Students in the Forensic and Anthropology Research Center at Texas State University now have a new challenge.


  1200 WOAI news reprots the bodies of illegal immigrants who are found dead in Brooks County, in south Texas, are now being shipped to Texas State's famous 'body farm,' where students work on the very difficult job of identifying the frequently decayed remains.


  "Basically, we are processing the remains, doing analysis, and collecting DNA," says Daniel Westcott, who heads the lab.


  The cost of processing the bodies of hundreds of illegals who are found dead in Brooks County each year has come close to bankrupting the county of 7,000 people.  Brooke County officials tell 1200 WOAI news this was a way for the examinations to be done, without the cost being borne by the sparsely populated county.

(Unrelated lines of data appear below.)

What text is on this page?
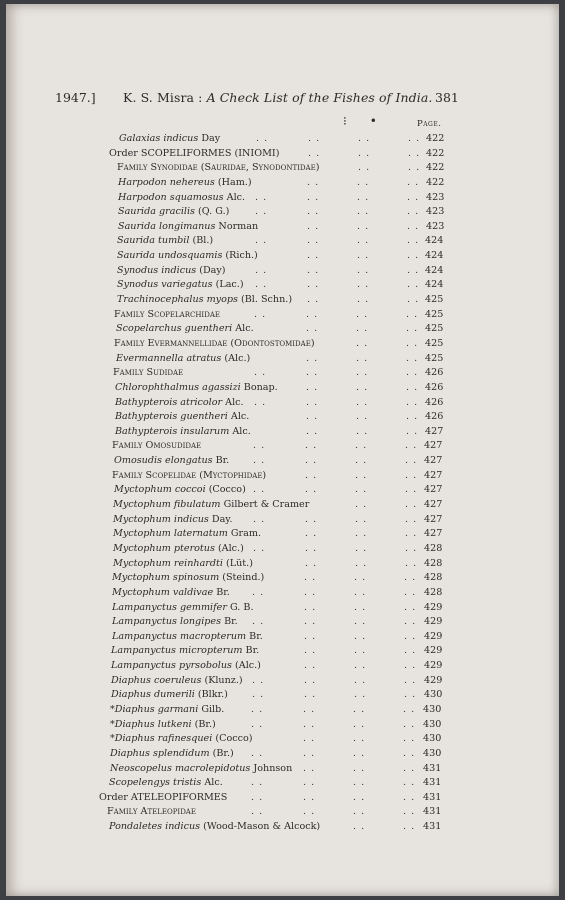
1947.] K. S. Misra : A Check List of the Fishes of India. 381
⁝      •	Page.
Galaxias indicus Day	. .	. .	. .	. . 422
Order SCOPELIFORMES (INIOMI)	. .	. .	. . 422
Family Synodidae (Sauridae, Synodontidae)	. .	. . 422
Harpodon nehereus (Ham.)	. .	. .	. . 422
Harpodon squamosus Alc. . .	. .	. .	. . 423
Saurida gracilis (Q. G.)	. .	. .	. .	. . 423
Saurida longimanus Norman	. .	. .	. . 423
Saurida tumbil (Bl.)	. .	. .	. .	. . 424
Saurida undosquamis (Rich.)	. .	. .	. . 424
Synodus indicus (Day)	. .	. .	. .	. . 424
Synodus variegatus (Lac.) . .	. .	. .	. . 424
Trachinocephalus myops (Bl. Schn.) . .	. .	. . 425
Family Scopelarchidae	. .	. .	. .	. . 425
Scopelarchus guentheri Alc.	. .	. .	. . 425
Family Evermannellidae (Odontostomidae)	. .	. . 425
Evermannella atratus (Alc.)	. .	. .	. . 425
Family Sudidae	. .	. .	. .	. . 426
Chlorophthalmus agassizi Bonap.	. .	. .	. . 426
Bathypterois atricolor Alc. . .	. .	. .	. . 426
Bathypterois guentheri Alc.	. .	. .	. . 426
Bathypterois insularum Alc.	. .	. .	. . 427
Family Omosudidae	. .	. .	. .	. . 427
Omosudis elongatus Br. . .	. .	. .	. . 427
Family Scopelidae (Myctophidae)	. .	. .	. . 427
Myctophum coccoi (Cocco) . .	. .	. .	. . 427
Myctophum fibulatum Gilbert & Cramer	. .	. . 427
Myctophum indicus Day. . .	. .	. .	. . 427
Myctophum laternatum Gram.	. .	. .	. . 427
Myctophum pterotus (Alc.) . .	. .	. .	. . 428
Myctophum reinhardti (Lüt.)	. .	. .	. . 428
Myctophum spinosum (Steind.)	. .	. .	. . 428
Myctophum valdivae Br. . .	. .	. .	. . 428
Lampanyctus gemmifer G. B.	. .	. .	. . 429
Lampanyctus longipes Br. . .	. .	. .	. . 429
Lampanyctus macropterum Br.	. .	. .	. . 429
Lampanyctus micropterum Br.	. .	. .	. . 429
Lampanyctus pyrsobolus (Alc.)	. .	. .	. . 429
Diaphus coeruleus (Klunz.) . .	. .	. .	. . 429
Diaphus dumerili (Blkr.)	. .	. .	. .	. . 430
*Diaphus garmani Gilb.	. .	. .	. .	. . 430
*Diaphus lutkeni (Br.)	. .	. .	. .	. . 430
*Diaphus rafinesquei (Cocco)	. .	. .	. . 430
Diaphus splendidum (Br.) . .	. .	. .	. . 430
Neoscopelus macrolepidotus Johnson . .	. .	. . 431
Scopelengys tristis Alc.	. .	. .	. .	. . 431
Order ATELEOPIFORMES . .	. .	. .	. . 431
Family Ateleopidae	. .	. .	. .	. . 431
Pondaletes indicus (Wood-Mason & Alcock)	. .	. . 431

  Westcott says the work is perfect for his students, in one of the premier colleges in the country to train police crime scene investigators, whose job frequently requires an ability to identify bodies, and determine the time and the cause and manner of death.


  "For every one of these individuals there are family members out there who don't know what happened to them, and want to know if they are still alive," he said.


  Westcott stressed that the bodes are not treated like bodies which have been 'donated to science,' and he stressed that the bodies of the illegal immigrants are not used for some of the experiments done at the lab, where human bodies are exposed to the elements to investigate the process of decomposition.


  "They're not like our donated bodies," he said.  "We are not using them for research or anything, we are simply trying to identify them."


  He says if a student can identify the bodies, which is frequently impossible due to the badly decomposed nature of the remains and poor records in Latin America, the lab notified officials in Brooks County, who then  attempt to notify the person's relatives and return the remains to them.